Fate of curcumin encapsulated in silica nanoparticle stabilized Pickering emulsion during storage and simulated digestion

Abstract

Stability and release of curcumin was evaluated in silica nanoparticle stabilized Pickering emulsion during storage and simulated gastric and intestinal digestion. Stability and release kinetics of curcumin were characterized based on spectrophotometric measurements to quantify the amount of encapsulated curcumin in Pickering emulsion as a function of time. Physical stability of the emulsion during digestion was characterized using particle size, zeta potential and fluorescence imaging measurements. Biocompatibility of the emulsion and intracellular delivery of a model lipophilic fluorescent compound encapsulated in the emulsion were also determined. Stability of curcumin encapsulated in emulsion was approximately 100 fold higher than the stability of curcumin suspended in distilled water.

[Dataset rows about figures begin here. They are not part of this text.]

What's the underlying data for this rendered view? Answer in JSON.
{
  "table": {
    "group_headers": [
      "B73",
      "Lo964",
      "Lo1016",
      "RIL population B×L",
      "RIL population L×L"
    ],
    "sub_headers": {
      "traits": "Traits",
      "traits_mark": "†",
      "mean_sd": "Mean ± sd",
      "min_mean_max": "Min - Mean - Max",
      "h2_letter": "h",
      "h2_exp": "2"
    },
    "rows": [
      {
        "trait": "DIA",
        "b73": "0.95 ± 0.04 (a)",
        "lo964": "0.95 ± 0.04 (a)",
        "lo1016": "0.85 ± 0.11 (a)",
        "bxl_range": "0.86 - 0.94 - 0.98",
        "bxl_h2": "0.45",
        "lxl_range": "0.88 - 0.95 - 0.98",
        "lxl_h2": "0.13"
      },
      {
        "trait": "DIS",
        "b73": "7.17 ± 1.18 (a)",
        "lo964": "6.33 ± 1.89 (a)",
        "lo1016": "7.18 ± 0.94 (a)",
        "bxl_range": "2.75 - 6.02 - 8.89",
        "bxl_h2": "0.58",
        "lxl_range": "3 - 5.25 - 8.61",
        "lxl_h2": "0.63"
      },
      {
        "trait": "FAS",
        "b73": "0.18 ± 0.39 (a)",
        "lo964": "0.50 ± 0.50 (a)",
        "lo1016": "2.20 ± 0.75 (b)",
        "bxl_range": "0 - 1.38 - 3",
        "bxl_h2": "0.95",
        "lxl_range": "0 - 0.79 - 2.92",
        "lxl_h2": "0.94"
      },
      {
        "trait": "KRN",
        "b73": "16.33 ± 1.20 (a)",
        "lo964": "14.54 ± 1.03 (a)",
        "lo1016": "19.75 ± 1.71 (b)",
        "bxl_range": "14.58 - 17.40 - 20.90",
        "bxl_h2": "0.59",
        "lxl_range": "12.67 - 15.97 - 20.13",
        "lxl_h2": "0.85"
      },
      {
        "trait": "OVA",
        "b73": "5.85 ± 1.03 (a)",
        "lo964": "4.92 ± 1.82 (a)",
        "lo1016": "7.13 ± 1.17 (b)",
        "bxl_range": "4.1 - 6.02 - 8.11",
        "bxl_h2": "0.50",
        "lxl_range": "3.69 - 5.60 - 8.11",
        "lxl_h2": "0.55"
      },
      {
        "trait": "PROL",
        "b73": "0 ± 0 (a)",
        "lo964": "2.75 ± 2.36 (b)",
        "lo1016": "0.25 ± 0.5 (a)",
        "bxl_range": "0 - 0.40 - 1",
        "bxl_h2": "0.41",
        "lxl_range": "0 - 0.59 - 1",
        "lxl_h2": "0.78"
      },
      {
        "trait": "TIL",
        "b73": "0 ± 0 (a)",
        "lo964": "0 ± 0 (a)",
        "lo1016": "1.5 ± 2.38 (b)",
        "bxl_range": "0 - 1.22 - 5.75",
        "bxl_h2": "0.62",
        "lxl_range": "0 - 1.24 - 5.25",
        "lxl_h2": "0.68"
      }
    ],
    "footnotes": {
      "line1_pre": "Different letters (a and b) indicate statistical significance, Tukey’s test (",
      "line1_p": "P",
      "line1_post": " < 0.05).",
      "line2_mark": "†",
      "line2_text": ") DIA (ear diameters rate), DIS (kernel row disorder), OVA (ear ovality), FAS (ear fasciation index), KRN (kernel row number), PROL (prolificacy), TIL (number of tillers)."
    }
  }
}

Passive release measurements showed sustained release of over 80% of the encapsulated curcumin in 36h. During simulated gastric digestion (2h), over 80% of the encapsulated curcumin was retained, although limited aggregation of the emulsion droplets was observed. Incubation in simulated intestinal environment resulted in destabilization of the emulsion and approximately 60% of the encapsulated curcumin was released within 2h of incubation. Fluorescence imaging measurements showed successful cellular uptake of emulsion droplets. Overall, this study demonstrates that Pickering emulsion has a potential for effective delivery of bioactive compounds.